When it comes to security, Big Data is a two-edged sword.
On one hand it can be used to analyze mountains of data in order to foil intruders, head off attacks and neutralize a wide variety of other threats. But the network architecture required to support Big Data analytics is itself vulnerable to attack.
Writing in CSO Magazine, John P. Mello, Jr. notes that Hadoop is frequently used in order to manage the computer clusters that are at the heart of Big Data deployments. This, he says, can create problems for security people, especially if they are relying on traditional security tools.
He quotes a white paper from Zettaset, a Big Data security company, which asserts, “Incumbent data security vendors believe that Hadoop and distributed cluster security can be addressed with traditional perimeter security solutions such as firewalls and intrusion detection/prevention technologies. But no matter how advanced, traditional approaches that rely on perimeter security are unable to adequately secure Hadoop clusters and distributed file systems.”

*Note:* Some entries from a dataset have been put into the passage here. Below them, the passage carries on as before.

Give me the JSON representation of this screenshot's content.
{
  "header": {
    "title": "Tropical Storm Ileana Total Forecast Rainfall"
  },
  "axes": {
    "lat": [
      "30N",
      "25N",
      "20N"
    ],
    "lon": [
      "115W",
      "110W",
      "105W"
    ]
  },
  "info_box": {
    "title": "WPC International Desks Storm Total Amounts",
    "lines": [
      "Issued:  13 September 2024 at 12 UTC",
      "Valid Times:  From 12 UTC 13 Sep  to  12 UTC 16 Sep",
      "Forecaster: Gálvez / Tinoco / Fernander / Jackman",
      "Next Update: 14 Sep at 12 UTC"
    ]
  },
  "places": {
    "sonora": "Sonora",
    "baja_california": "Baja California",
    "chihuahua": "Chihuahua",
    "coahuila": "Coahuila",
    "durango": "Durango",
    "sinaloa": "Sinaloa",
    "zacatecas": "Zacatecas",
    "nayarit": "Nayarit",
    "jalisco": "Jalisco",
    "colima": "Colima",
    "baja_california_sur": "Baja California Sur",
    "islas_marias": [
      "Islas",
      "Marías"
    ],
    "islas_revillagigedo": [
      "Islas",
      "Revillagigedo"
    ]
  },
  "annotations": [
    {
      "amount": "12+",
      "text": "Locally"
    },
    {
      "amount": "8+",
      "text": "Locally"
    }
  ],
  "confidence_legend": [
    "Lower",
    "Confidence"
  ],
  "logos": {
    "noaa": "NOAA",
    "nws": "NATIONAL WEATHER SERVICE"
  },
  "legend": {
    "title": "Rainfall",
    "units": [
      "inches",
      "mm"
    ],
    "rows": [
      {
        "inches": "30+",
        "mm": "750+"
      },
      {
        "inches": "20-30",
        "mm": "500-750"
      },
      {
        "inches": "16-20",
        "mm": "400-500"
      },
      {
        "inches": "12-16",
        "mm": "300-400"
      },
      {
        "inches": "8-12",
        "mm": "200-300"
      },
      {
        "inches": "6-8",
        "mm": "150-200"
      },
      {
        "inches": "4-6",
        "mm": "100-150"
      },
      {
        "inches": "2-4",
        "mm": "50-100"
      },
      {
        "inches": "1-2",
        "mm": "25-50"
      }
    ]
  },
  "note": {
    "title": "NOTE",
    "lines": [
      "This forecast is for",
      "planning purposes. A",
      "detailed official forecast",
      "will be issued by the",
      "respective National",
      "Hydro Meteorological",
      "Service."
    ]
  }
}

Traditional security products are designed to protect a single database. But when these products are called upon to protect a distributed cluster of computers that may number in the thousands, they fall short.
Mello interviewed Zettaset CTO Brian Christian.

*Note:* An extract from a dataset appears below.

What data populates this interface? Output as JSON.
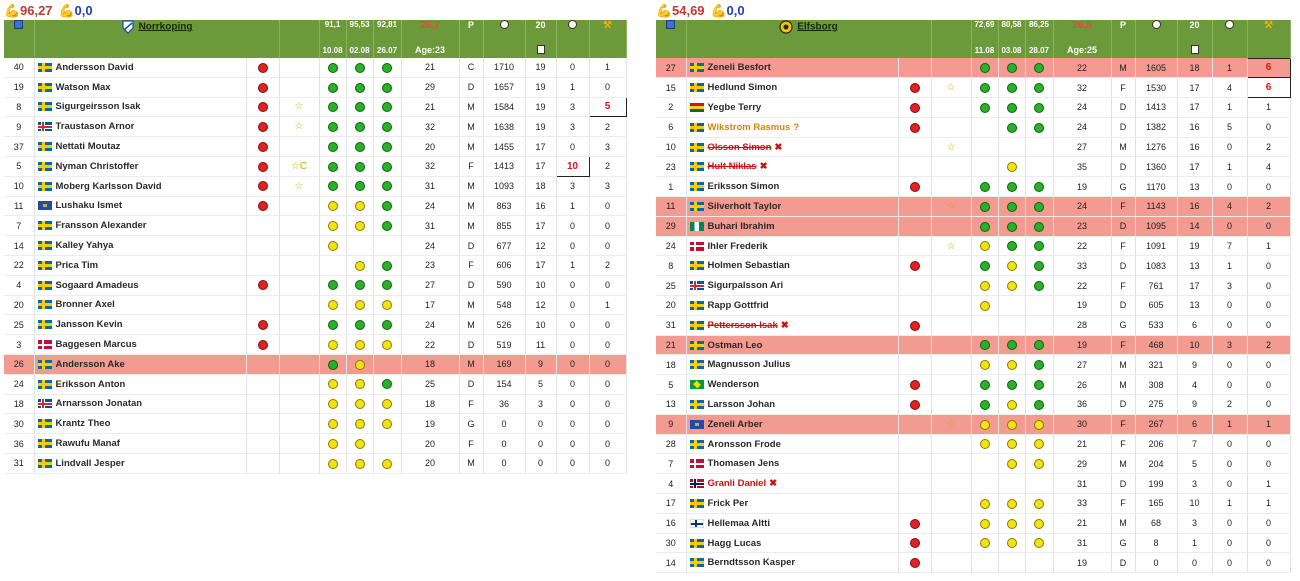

When you put them (traditional security products) on a large scale distributed computing environment, they become either a choke point or a single point of failure for the entire cluster,” Christian said. “They could potentially be extremely dangerous running them on a cluster, because if they do fail, there is the potential to deny everybody on the cluster access to petabytes of data or a corruption of data in some of the encryption security technologies.”
Other problems arise when security is “bolted on” to an existing Big Data infrastructure, a costly and often ineffective procedure.
And, the story notes, when it comes to business versus security, business requirement takes precedence over implementing an ideal security solution. Says Chris Petersen, CTO of LogRhythm, “While security catches up, there is going to vulnerability. My guess is that there is a lot of vulnerability right now in organizations adopting Hadoop.”